Yancey v. National Trust Co., Del. Supr., No. 204, 1993, Moore, J. (Aug. 30, 1993) (Order); Taylor v. Council of South Bethany, Del. Ch., C.A. No. 1203-S, Steele, V.C., (May 16, 1995); Council 81, AFCSME v. New Castle County, Del. Ch., C.A. Nos. 8816 8817, Jacobs, V.C. (Sept. 16, 1988).
CTCA's effort to secure dismissal through Chancery Rule 41(e) must fail for the simple reason that one year did not pass between the granting of Lane's motion for reargument and Lane's request for a scheduling conference to set a trial date.
From the time of the initial dismissal in November, 1999, until the reinstatement of this action in March, 2000, Lane was effectively precluded from taking any action in this matter. Moreover, it may be that the better date for evaluating application of Chancery Rule 41(e) would be the date of entry of appearance by Lane's new counsel in early April, 2000. Here, the substitution of counsel was not a device employed to secure additional delay. Indeed, it came promptly after the Court's dismissal of this action for failure to prosecute was revoked by the granting of Lane's motion for reargument.
Although Chancery Rule 41(e) is applied in the context of activity (or, more accurately, inactivity) within the last year, Chancery Rule 41 (b) requires consideration of this case's lengthy, if somewhat, sparse, history. Lane's dilatory conduct before March, 2000, was not excused or "immunized" by the Court's grant of reargument on March 17, 2000. Indeed, that Lane's right to pursue this action was salvaged only through the success of a motion for reargument should have impressed upon him the need for diligent efforts to pursue this matter in a timely fashion.
I am reluctant, however, to dismiss this action. Lane's counsel did initiate the process for establishing a trial date less than eleven months into the case. Furthermore, although the loss of the valuation expert may well have been another consequence of Lane's inordinate delay over the years, the processes of concluding that a new expert was needed and of selecting a new expert constituted a material effort by Lane's new counsel to prosecute his case.

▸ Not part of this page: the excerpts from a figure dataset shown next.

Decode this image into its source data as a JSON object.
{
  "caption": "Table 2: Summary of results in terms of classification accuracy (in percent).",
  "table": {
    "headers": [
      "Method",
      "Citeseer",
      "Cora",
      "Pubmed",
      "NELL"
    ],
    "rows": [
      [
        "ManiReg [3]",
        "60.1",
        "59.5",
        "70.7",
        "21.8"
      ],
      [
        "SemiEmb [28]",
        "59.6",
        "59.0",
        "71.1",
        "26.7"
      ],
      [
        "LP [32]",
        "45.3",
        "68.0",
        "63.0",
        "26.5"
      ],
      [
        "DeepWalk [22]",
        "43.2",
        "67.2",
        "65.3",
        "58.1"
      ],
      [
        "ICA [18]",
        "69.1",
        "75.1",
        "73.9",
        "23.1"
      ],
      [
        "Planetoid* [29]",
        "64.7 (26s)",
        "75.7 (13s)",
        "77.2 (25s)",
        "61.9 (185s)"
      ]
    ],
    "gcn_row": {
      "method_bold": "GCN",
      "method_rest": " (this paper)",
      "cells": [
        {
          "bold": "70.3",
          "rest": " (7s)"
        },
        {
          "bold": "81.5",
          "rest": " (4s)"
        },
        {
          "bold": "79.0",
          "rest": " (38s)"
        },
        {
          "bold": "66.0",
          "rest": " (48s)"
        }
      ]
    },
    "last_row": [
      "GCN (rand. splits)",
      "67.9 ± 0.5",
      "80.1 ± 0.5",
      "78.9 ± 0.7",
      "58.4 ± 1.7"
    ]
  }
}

See George Lynch. Inc. v. Armco Steel Corn., Del. Super., C.A. No. 80L-DE-27, Martin, J. (Feb. 27, 1987).
CTCA argues that "[m]erely contacting expert witnesses, by itself, should not be sufficient to avoid dismissal for failure to prosecute." If Lane's counsel's efforts during this eleven month period consisted only of a few phone calls, I would accept CTCA's argument. I am satisfied, however, that this is not a case where there were only a few incidental or half-hearted conversations with potential experts. His counsel first had to deal with the previously selected valuation firm and then had to launch a search for a new expert. Because of the nature of the dispute, the selection of a valuation expert is particularly important. While Lane's conduct throughout this litigation must be considered and has been considered, the reinstatement of this action in March of last year must be given some independent significance. In that light and under these unusual circumstances, Lane's efforts during the eleven months preceding his initiation of the trial scheduling process, even when assessed in the context of his delay before March, 1999, are sufficient to avoid dismissal.
Respondent Cancer Treatment Centers of America, Inc.'s Reply in Support of its Motion to Dismiss for Failure to Prosecute at 2.
In short, even though this matter has dragged on far too long, I conclude that the proper approach to management of this case is not to dismiss it, but instead to enter and to enforce a scheduling order setting a prompt trial date.
For the foregoing reasons, CTCA's Second Motion to Dismiss for Failure to Prosecute is denied.
My disposition of CTCA's motion to dismiss for failure to prosecute does not preclude CTCA from arguing that Lane's past conduct is an appropriate factor to consider in determining whether expert reports should be filed simultaneously, an issue which the parties are currently addressing.